Friday, Aug. 20, 1965

The Long Arm of SAM

U.S. strikes against North Viet Nam have been directed primarily against what air intelligence officers like to call the "ganglia" of Communist transportation and communications. Right from the start, the most dangling ganglion of the lot has been Vinh, the largest town in the panhandle of North Viet Nam, and the hub of road, rail and trail routes to the south. Last week U.S. Air Force and Navy planes once again pasted Vinh--this time with 77 tons of bombs. The prime targets now lie closer to Hanoi, and there last week the U.S. lost another fighter-bomber to North Vietnamese surface-to-air missiles.

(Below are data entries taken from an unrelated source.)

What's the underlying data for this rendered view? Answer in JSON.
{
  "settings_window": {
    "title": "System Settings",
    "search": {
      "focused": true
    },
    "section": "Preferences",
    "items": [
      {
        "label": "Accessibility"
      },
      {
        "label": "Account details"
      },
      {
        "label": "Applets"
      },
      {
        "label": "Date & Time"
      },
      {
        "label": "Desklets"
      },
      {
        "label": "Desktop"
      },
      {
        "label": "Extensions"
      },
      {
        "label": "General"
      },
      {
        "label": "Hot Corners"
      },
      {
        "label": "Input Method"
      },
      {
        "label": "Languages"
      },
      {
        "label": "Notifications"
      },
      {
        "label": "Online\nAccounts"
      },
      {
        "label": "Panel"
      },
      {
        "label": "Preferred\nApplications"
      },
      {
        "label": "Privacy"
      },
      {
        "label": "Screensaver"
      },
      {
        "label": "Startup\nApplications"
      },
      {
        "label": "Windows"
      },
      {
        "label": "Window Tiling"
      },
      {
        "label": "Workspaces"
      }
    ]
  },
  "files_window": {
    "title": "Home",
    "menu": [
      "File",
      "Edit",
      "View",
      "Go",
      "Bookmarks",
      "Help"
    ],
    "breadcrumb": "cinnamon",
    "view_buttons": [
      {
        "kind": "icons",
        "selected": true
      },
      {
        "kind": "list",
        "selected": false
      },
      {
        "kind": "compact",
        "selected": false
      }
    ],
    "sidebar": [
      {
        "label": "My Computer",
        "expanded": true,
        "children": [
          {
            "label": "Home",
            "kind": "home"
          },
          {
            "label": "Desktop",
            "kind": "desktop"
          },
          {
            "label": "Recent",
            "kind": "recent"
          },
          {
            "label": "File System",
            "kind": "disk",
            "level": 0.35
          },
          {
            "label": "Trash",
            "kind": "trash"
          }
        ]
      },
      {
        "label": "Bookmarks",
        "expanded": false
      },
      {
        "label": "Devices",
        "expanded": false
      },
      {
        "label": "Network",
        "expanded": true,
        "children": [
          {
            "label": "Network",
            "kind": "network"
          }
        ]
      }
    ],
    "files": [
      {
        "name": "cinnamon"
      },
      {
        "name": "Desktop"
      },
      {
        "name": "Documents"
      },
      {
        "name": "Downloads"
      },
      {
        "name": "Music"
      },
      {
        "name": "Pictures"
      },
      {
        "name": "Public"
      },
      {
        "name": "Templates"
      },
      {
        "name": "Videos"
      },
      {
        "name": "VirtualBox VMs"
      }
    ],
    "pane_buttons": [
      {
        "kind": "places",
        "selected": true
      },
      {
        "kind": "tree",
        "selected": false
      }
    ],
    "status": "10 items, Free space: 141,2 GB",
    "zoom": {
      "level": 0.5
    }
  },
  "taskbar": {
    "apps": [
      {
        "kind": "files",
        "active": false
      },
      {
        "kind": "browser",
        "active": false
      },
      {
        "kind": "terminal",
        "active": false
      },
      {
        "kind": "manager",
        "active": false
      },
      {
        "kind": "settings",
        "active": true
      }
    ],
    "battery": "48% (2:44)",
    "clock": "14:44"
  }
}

Cruising along some 50 miles southwest of Hanoi with three other jets on what pilots call an "armed wreck" (armed reconnaissance), a Navy A-4 Skyhawk felt the long arm of SAM--just as an Air Force Phantom had on July 24. The flight was out of range of any of the North Vietnamese missile sites so far identified by U.S. aerial intelligence, leading to the conclusion that Russia is supplying Ho Chi Minh with mobile surface-to-air missiles, much like the U.S.-built Hawk missile units that were installed in South Viet Nam last February. The sobering fact is that at present the U.S. military has no certain means of determining just where Ho's missiles are.